- Shibnagar Location within West Bengal Shibnagar Location within India
- Coordinates: 25°10′22″N 88°02′19″E﻿ / ﻿25.17278°N 88.03861°E
- Country: India
- State: West Bengal
- District: Maldah
- Block: Ratua II

Government
- • Type: Sarpanch

Area
- • Total: 6.26 km^{2} (2.42 sq mi)
- Elevation: 30 m (98 ft)

Population (2011)
- • Total: 8,298
- • Density: 1,330/km^{2} (3,430/sq mi)

Languages
- • Local: Bengali
- Time zone: UTC+5:30 (IST)
- PIN: 732102
- STD code: 03512
- Vehicle registration: WB-65/WB-66

= Shibnagar, Maldah =

Village in West Bengal, India

Shibnagar is a village in Maldah district, West Bengal, India. It is located within the Siliguri Corridor, 21 kilometres northwest of the district seat Malda.
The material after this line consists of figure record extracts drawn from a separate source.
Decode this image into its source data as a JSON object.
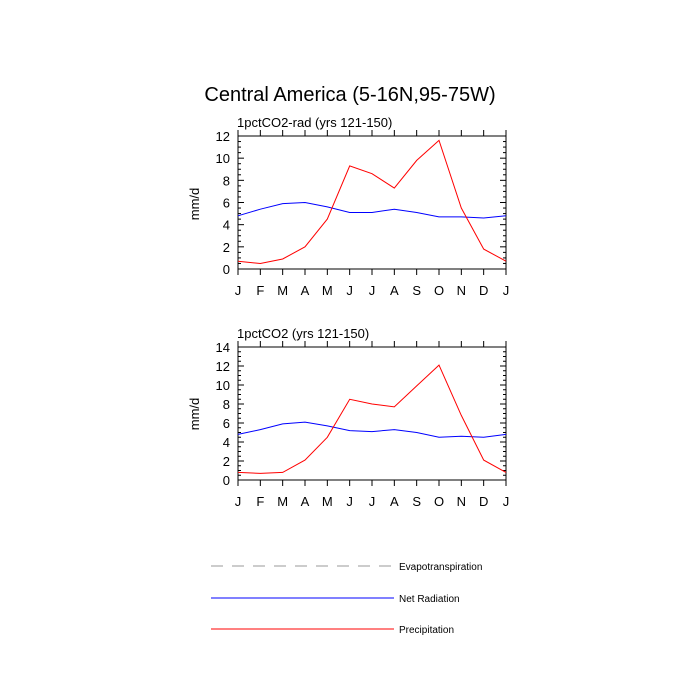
{
  "figure": {
    "title": "Central America (5-16N,95-75W)"
  },
  "chart_data": [
    {
      "type": "line",
      "title": "1pctCO2-rad (yrs 121-150)",
      "xlabel": "",
      "ylabel": "mm/d",
      "x": [
        "J",
        "F",
        "M",
        "A",
        "M",
        "J",
        "J",
        "A",
        "S",
        "O",
        "N",
        "D",
        "J"
      ],
      "ylim": [
        0,
        12
      ],
      "yticks": [
        0,
        2,
        4,
        6,
        8,
        10,
        12
      ],
      "grid": false,
      "series": [
        {
          "name": "Net Radiation",
          "color": "#0000ff",
          "values": [
            4.8,
            5.4,
            5.9,
            6.0,
            5.6,
            5.1,
            5.1,
            5.4,
            5.1,
            4.7,
            4.7,
            4.6,
            4.8
          ]
        },
        {
          "name": "Precipitation",
          "color": "#ff0000",
          "values": [
            0.7,
            0.5,
            0.9,
            2.0,
            4.5,
            9.3,
            8.6,
            7.3,
            9.8,
            11.6,
            5.5,
            1.8,
            0.7
          ]
        }
      ]
    },
    {
      "type": "line",
      "title": "1pctCO2 (yrs 121-150)",
      "xlabel": "",
      "ylabel": "mm/d",
      "x": [
        "J",
        "F",
        "M",
        "A",
        "M",
        "J",
        "J",
        "A",
        "S",
        "O",
        "N",
        "D",
        "J"
      ],
      "ylim": [
        0,
        14
      ],
      "yticks": [
        0,
        2,
        4,
        6,
        8,
        10,
        12,
        14
      ],
      "grid": false,
      "series": [
        {
          "name": "Net Radiation",
          "color": "#0000ff",
          "values": [
            4.8,
            5.3,
            5.9,
            6.1,
            5.7,
            5.2,
            5.1,
            5.3,
            5.0,
            4.5,
            4.6,
            4.5,
            4.8
          ]
        },
        {
          "name": "Precipitation",
          "color": "#ff0000",
          "values": [
            0.8,
            0.7,
            0.8,
            2.1,
            4.5,
            8.5,
            8.0,
            7.7,
            9.9,
            12.1,
            6.8,
            2.1,
            0.8
          ]
        }
      ]
    }
  ],
  "legend": {
    "placement": "bottom",
    "items": [
      {
        "label": "Evapotranspiration",
        "color": "#999999",
        "style": "dashed"
      },
      {
        "label": "Net Radiation",
        "color": "#0000ff",
        "style": "solid"
      },
      {
        "label": "Precipitation",
        "color": "#ff0000",
        "style": "solid"
      }
    ]
  }
}
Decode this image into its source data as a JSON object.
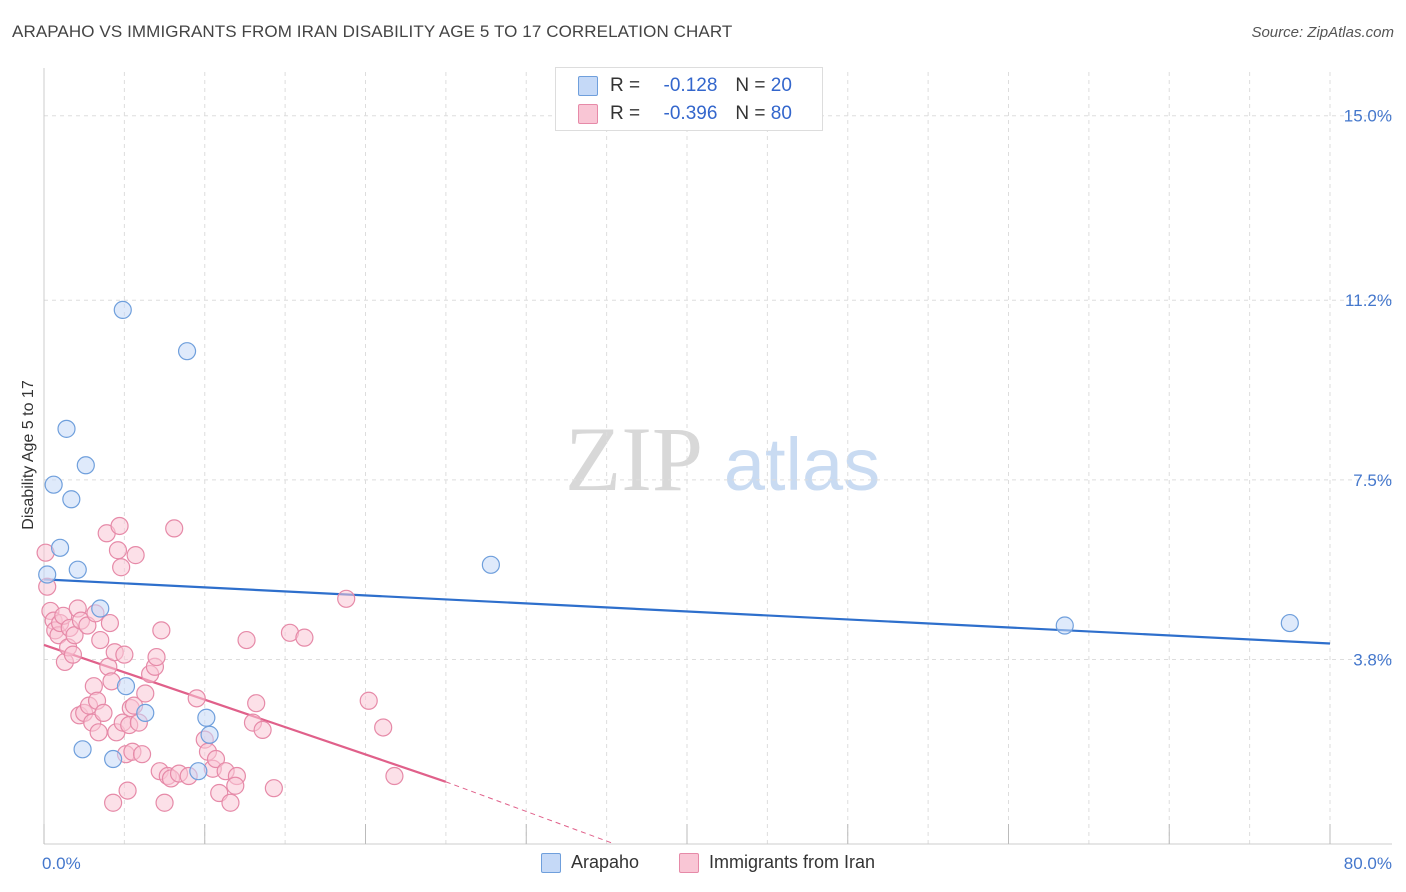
{
  "header": {
    "title": "ARAPAHO VS IMMIGRANTS FROM IRAN DISABILITY AGE 5 TO 17 CORRELATION CHART",
    "source": "Source: ZipAtlas.com"
  },
  "watermark": {
    "zip": "ZIP",
    "atlas": "atlas"
  },
  "legend": {
    "rows": [
      {
        "r_label": "R =",
        "r_value": "-0.128",
        "n_label": "N =",
        "n_value": "20"
      },
      {
        "r_label": "R =",
        "r_value": "-0.396",
        "n_label": "N =",
        "n_value": "80"
      }
    ]
  },
  "colors": {
    "arapaho_fill": "#c5d9f7",
    "arapaho_stroke": "#6f9fdc",
    "arapaho_line": "#2e6fcc",
    "iran_fill": "#f9c6d5",
    "iran_stroke": "#e68aa8",
    "iran_line": "#e0608a",
    "grid": "#dddddd",
    "tick": "#4477cc"
  },
  "chart_data": {
    "type": "scatter",
    "title": "ARAPAHO VS IMMIGRANTS FROM IRAN DISABILITY AGE 5 TO 17 CORRELATION CHART",
    "xlabel": "",
    "ylabel": "Disability Age 5 to 17",
    "xlim": [
      0,
      80
    ],
    "ylim": [
      0,
      15.9
    ],
    "x_ticks": [
      "0.0%",
      "80.0%"
    ],
    "y_ticks": [
      {
        "value": 3.8,
        "label": "3.8%"
      },
      {
        "value": 7.5,
        "label": "7.5%"
      },
      {
        "value": 11.2,
        "label": "11.2%"
      },
      {
        "value": 15.0,
        "label": "15.0%"
      }
    ],
    "grid": true,
    "legend_position": "top-center",
    "series": [
      {
        "name": "Arapaho",
        "r": -0.128,
        "n": 20,
        "trend": {
          "x": [
            0,
            80
          ],
          "y": [
            5.45,
            4.13
          ]
        },
        "points": [
          [
            0.2,
            5.55
          ],
          [
            0.6,
            7.4
          ],
          [
            1.0,
            6.1
          ],
          [
            1.4,
            8.55
          ],
          [
            1.7,
            7.1
          ],
          [
            2.1,
            5.65
          ],
          [
            2.4,
            1.95
          ],
          [
            2.6,
            7.8
          ],
          [
            3.5,
            4.85
          ],
          [
            4.3,
            1.75
          ],
          [
            4.9,
            11.0
          ],
          [
            5.1,
            3.25
          ],
          [
            6.3,
            2.7
          ],
          [
            8.9,
            10.15
          ],
          [
            9.6,
            1.5
          ],
          [
            10.1,
            2.6
          ],
          [
            10.3,
            2.25
          ],
          [
            27.8,
            5.75
          ],
          [
            63.5,
            4.5
          ],
          [
            77.5,
            4.55
          ]
        ]
      },
      {
        "name": "Immigrants from Iran",
        "r": -0.396,
        "n": 80,
        "trend": {
          "x": [
            0,
            25
          ],
          "y": [
            4.1,
            1.28
          ]
        },
        "trend_dashed": {
          "x": [
            25,
            35.5
          ],
          "y": [
            1.28,
            0.0
          ]
        },
        "points": [
          [
            0.1,
            6.0
          ],
          [
            0.2,
            5.3
          ],
          [
            0.4,
            4.8
          ],
          [
            0.6,
            4.6
          ],
          [
            0.7,
            4.4
          ],
          [
            0.9,
            4.3
          ],
          [
            1.0,
            4.55
          ],
          [
            1.2,
            4.7
          ],
          [
            1.3,
            3.75
          ],
          [
            1.5,
            4.05
          ],
          [
            1.6,
            4.45
          ],
          [
            1.8,
            3.9
          ],
          [
            1.9,
            4.3
          ],
          [
            2.1,
            4.85
          ],
          [
            2.2,
            2.65
          ],
          [
            2.3,
            4.6
          ],
          [
            2.5,
            2.7
          ],
          [
            2.7,
            4.5
          ],
          [
            2.8,
            2.85
          ],
          [
            3.0,
            2.5
          ],
          [
            3.1,
            3.25
          ],
          [
            3.2,
            4.75
          ],
          [
            3.3,
            2.95
          ],
          [
            3.4,
            2.3
          ],
          [
            3.5,
            4.2
          ],
          [
            3.7,
            2.7
          ],
          [
            3.9,
            6.4
          ],
          [
            4.0,
            3.65
          ],
          [
            4.1,
            4.55
          ],
          [
            4.2,
            3.35
          ],
          [
            4.3,
            0.85
          ],
          [
            4.4,
            3.95
          ],
          [
            4.5,
            2.3
          ],
          [
            4.6,
            6.05
          ],
          [
            4.7,
            6.55
          ],
          [
            4.8,
            5.7
          ],
          [
            4.9,
            2.5
          ],
          [
            5.0,
            3.9
          ],
          [
            5.1,
            1.85
          ],
          [
            5.2,
            1.1
          ],
          [
            5.3,
            2.45
          ],
          [
            5.4,
            2.8
          ],
          [
            5.5,
            1.9
          ],
          [
            5.6,
            2.85
          ],
          [
            5.7,
            5.95
          ],
          [
            5.9,
            2.5
          ],
          [
            6.1,
            1.85
          ],
          [
            6.3,
            3.1
          ],
          [
            6.6,
            3.5
          ],
          [
            6.9,
            3.65
          ],
          [
            7.0,
            3.85
          ],
          [
            7.2,
            1.5
          ],
          [
            7.3,
            4.4
          ],
          [
            7.5,
            0.85
          ],
          [
            7.7,
            1.4
          ],
          [
            7.9,
            1.35
          ],
          [
            8.1,
            6.5
          ],
          [
            8.4,
            1.45
          ],
          [
            9.0,
            1.4
          ],
          [
            9.5,
            3.0
          ],
          [
            10.0,
            2.15
          ],
          [
            10.2,
            1.9
          ],
          [
            10.5,
            1.55
          ],
          [
            10.7,
            1.75
          ],
          [
            10.9,
            1.05
          ],
          [
            11.3,
            1.5
          ],
          [
            11.6,
            0.85
          ],
          [
            12.0,
            1.4
          ],
          [
            12.6,
            4.2
          ],
          [
            13.0,
            2.5
          ],
          [
            13.2,
            2.9
          ],
          [
            13.6,
            2.35
          ],
          [
            14.3,
            1.15
          ],
          [
            15.3,
            4.35
          ],
          [
            16.2,
            4.25
          ],
          [
            18.8,
            5.05
          ],
          [
            20.2,
            2.95
          ],
          [
            21.1,
            2.4
          ],
          [
            21.8,
            1.4
          ],
          [
            11.9,
            1.2
          ]
        ]
      }
    ]
  },
  "bottom_legend": {
    "items": [
      "Arapaho",
      "Immigrants from Iran"
    ]
  }
}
The village's population was 8,298 as of 2011.

== Geography ==
Shibnagar is located between the Mahananda river and Nagri river. It covers an area of 626 hectares.

== Demographics ==
As of the year 2011, the population of Shibnagar was 8,298, of which 4,222 were male and 4,076 were female. The working population constituted 30.81% of the total population. The average literacy rate was 49.10%, with 2,073 of the male residents and 1,959 of the female residents being literate.